Dalla statica composizione alla pura coreografia, al puro agonismo. Dalla lezione alla reazione a catena, grazie a (o a dispetto di) Dio. Gibson vorrebbe realmente che la vita fosse un’interminabile battaglia contro un nemico invisibile, un martirologio energetico senza fine. Satura di ovvietà e non scevra di momenti di dubbio gusto, la parte bellica è salvata grazie e solo dalla “furiosa” messa in scena, ove l’ovvio interagisce prima e soccombe poi all’eccesso, le lacerazioni fisiche detronizzano quelle, tutt’altro che scorsesiane, dello spirito, il Corpo si impone sul Verbo. Tutte le insanabili contraddizioni del cinema di Gibson, un incoscente che racconta la vita di un obiettore di coscienza (sic), trovano un’efficace sintesi visiva nelle sequenze che si svolgono sul dirupo.

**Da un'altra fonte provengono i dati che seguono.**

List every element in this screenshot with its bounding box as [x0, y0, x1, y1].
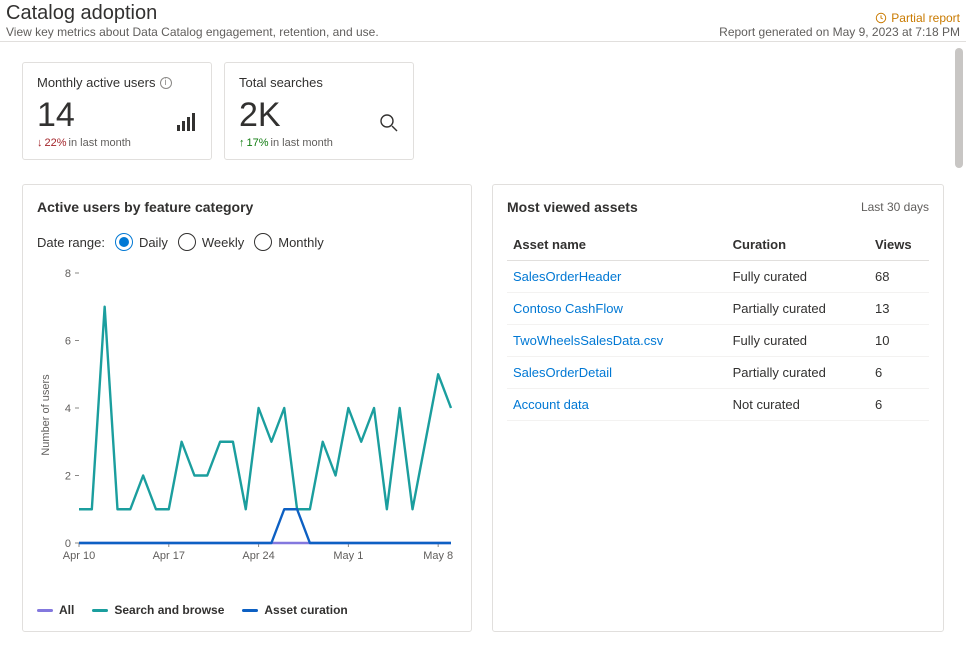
table-row: Contoso CashFlowPartially curated13 — [507, 293, 929, 325]
panel-active-users-chart: Active users by feature category Date ra… — [22, 184, 472, 632]
table-row: TwoWheelsSalesData.csvFully curated10 — [507, 325, 929, 357]
asset-curation: Fully curated — [727, 325, 869, 357]
asset-curation: Not curated — [727, 389, 869, 421]
svg-text:2: 2 — [65, 471, 71, 483]
panel-title: Active users by feature category — [37, 199, 457, 215]
kpi-total-searches[interactable]: Total searches 2K ↑ 17% in last month — [224, 62, 414, 160]
assets-table: Asset name Curation Views SalesOrderHead… — [507, 229, 929, 421]
table-row: SalesOrderHeaderFully curated68 — [507, 261, 929, 293]
asset-curation: Partially curated — [727, 357, 869, 389]
page-title: Catalog adoption — [6, 2, 379, 25]
panel-title: Most viewed assets — [507, 199, 638, 215]
kpi-trend: ↑ 17% in last month — [239, 137, 399, 149]
svg-text:May 1: May 1 — [333, 550, 363, 562]
asset-link[interactable]: Account data — [507, 389, 727, 421]
kpi-label: Monthly active users — [37, 75, 156, 90]
asset-views: 13 — [869, 293, 929, 325]
scrollbar-thumb[interactable] — [955, 48, 963, 168]
asset-views: 6 — [869, 389, 929, 421]
col-asset-name[interactable]: Asset name — [507, 229, 727, 261]
svg-text:8: 8 — [65, 268, 71, 280]
radio-monthly[interactable]: Monthly — [254, 233, 324, 251]
arrow-up-icon: ↑ — [239, 137, 245, 149]
svg-text:6: 6 — [65, 336, 71, 348]
legend-search[interactable]: Search and browse — [92, 603, 224, 617]
asset-link[interactable]: SalesOrderHeader — [507, 261, 727, 293]
line-chart: Number of users 0 2 4 6 8 Apr 10 Apr 17 Apr 24 Ma… — [37, 265, 457, 595]
date-range-label: Date range: — [37, 235, 105, 250]
bar-chart-icon — [177, 113, 197, 134]
table-row: SalesOrderDetailPartially curated6 — [507, 357, 929, 389]
svg-text:Number of users: Number of users — [40, 374, 52, 456]
asset-link[interactable]: Contoso CashFlow — [507, 293, 727, 325]
col-curation[interactable]: Curation — [727, 229, 869, 261]
svg-text:4: 4 — [65, 403, 71, 415]
asset-link[interactable]: SalesOrderDetail — [507, 357, 727, 389]
asset-link[interactable]: TwoWheelsSalesData.csv — [507, 325, 727, 357]
search-icon — [379, 113, 399, 136]
asset-views: 10 — [869, 325, 929, 357]
partial-report-badge: Partial report — [875, 11, 960, 25]
asset-views: 68 — [869, 261, 929, 293]
panel-most-viewed-assets: Most viewed assets Last 30 days Asset na… — [492, 184, 944, 632]
asset-curation: Fully curated — [727, 261, 869, 293]
radio-daily[interactable]: Daily — [115, 233, 168, 251]
page-subtitle: View key metrics about Data Catalog enga… — [6, 25, 379, 39]
page-header: Catalog adoption View key metrics about … — [0, 0, 966, 42]
svg-text:May 8: May 8 — [423, 550, 453, 562]
asset-curation: Partially curated — [727, 293, 869, 325]
legend-curation[interactable]: Asset curation — [242, 603, 347, 617]
svg-text:Apr 17: Apr 17 — [153, 550, 185, 562]
arrow-down-icon: ↓ — [37, 137, 43, 149]
asset-views: 6 — [869, 357, 929, 389]
clock-warning-icon — [875, 12, 887, 24]
svg-text:Apr 10: Apr 10 — [63, 550, 95, 562]
radio-weekly[interactable]: Weekly — [178, 233, 244, 251]
report-generated-label: Report generated on May 9, 2023 at 7:18 … — [719, 25, 960, 39]
info-icon[interactable]: i — [160, 77, 172, 89]
kpi-value: 2K — [239, 96, 399, 135]
kpi-label: Total searches — [239, 75, 323, 90]
kpi-monthly-active-users[interactable]: Monthly active users i 14 ↓ 22% in last … — [22, 62, 212, 160]
vertical-scrollbar[interactable] — [954, 48, 964, 646]
svg-text:Apr 24: Apr 24 — [242, 550, 274, 562]
kpi-trend: ↓ 22% in last month — [37, 137, 197, 149]
table-row: Account dataNot curated6 — [507, 389, 929, 421]
legend-all[interactable]: All — [37, 603, 74, 617]
kpi-value: 14 — [37, 96, 197, 135]
panel-period: Last 30 days — [861, 200, 929, 214]
col-views[interactable]: Views — [869, 229, 929, 261]
svg-text:0: 0 — [65, 538, 71, 550]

Soglia tra il limbo dell’accampamento americano (in basso) e il campo di battaglia (in alto), il dirupo è il luogo del “passaggio”: dall’ordine al caos, dalla normalità alla follia, dal tedio all’eccitazione. Per Gibson, l’ascesi non purifica ma sporca e distrugge, in alto non si trova il paradiso ma l’inferno. Lassù, dove muore il Verbo e trionfano il Corpo e il Sangue, risplende per alcuni istanti un’idea di cinema tutt’altro che disprezzabile.
La qualità inequivocabile del Mel Gibson regista, da Braveheart in poi: la messa in scena dell’urlo di battaglia, del sangue e della violenza sulla carne. Un paradosso in un film incentrato sulla figura realmente esistita di Desmond Doss (prima dei titoli di coda, la sua testimonianza e quella di chi, ancora in vita, lo conobbe in azione), primo obiettore di coscienza a ricevere la medaglia d’Onore negli Stati Uniti. Nel suo essere fanaticamente devoto al verbo di Dio, Doss riallaccia il regista all’altra Passione di Cristo ma, a parte la scena finale di ascensione al cielo, Gibson non spinge il pedale in quella direzione e nella prima parte pare rifare, in modo meno raffinato e dialettico, il dimenticato e bellissimo film di Claude Autant-Lara Non Uccidere (1961): medesime le dinamiche dell’obiettore che rifiuta di appellarsi alla follia e dell’esercito che prova a rifiutarlo. Altri punti di contatto ci sono con Il Sergente York, anche se il tipo stralunato di Andrew Garfield, più che Gary Cooper, è stile Jimmy Stewart, quando interpretava ruoli in cui, per quanto “alieno”, era infine nel giusto. Parte la scena lunghissima del primo attacco all’Hacksaw Ridge, senza commento sonoro, crudissima in dettagli, budella, ralenti, schizzi di sangue e corpi incendiati. Più che condanna della violenza, epica della battaglia, morbosità dello sguardo. L’ambiguità è servita e/ma, in seguito, Gibson non smette più la parte bellicosa e la sua messinscena è magistrale, con descrizioni che sono parto della sua mente folle e non della sceneggiatura che non le contemplava. Immancabili, per il regista, le scene rese sopra le righe: l’attacco ritardato perché Desmond deve pregare; la scena della Bibbia recuperata a costo della vita; il gioco del calcio con le granate.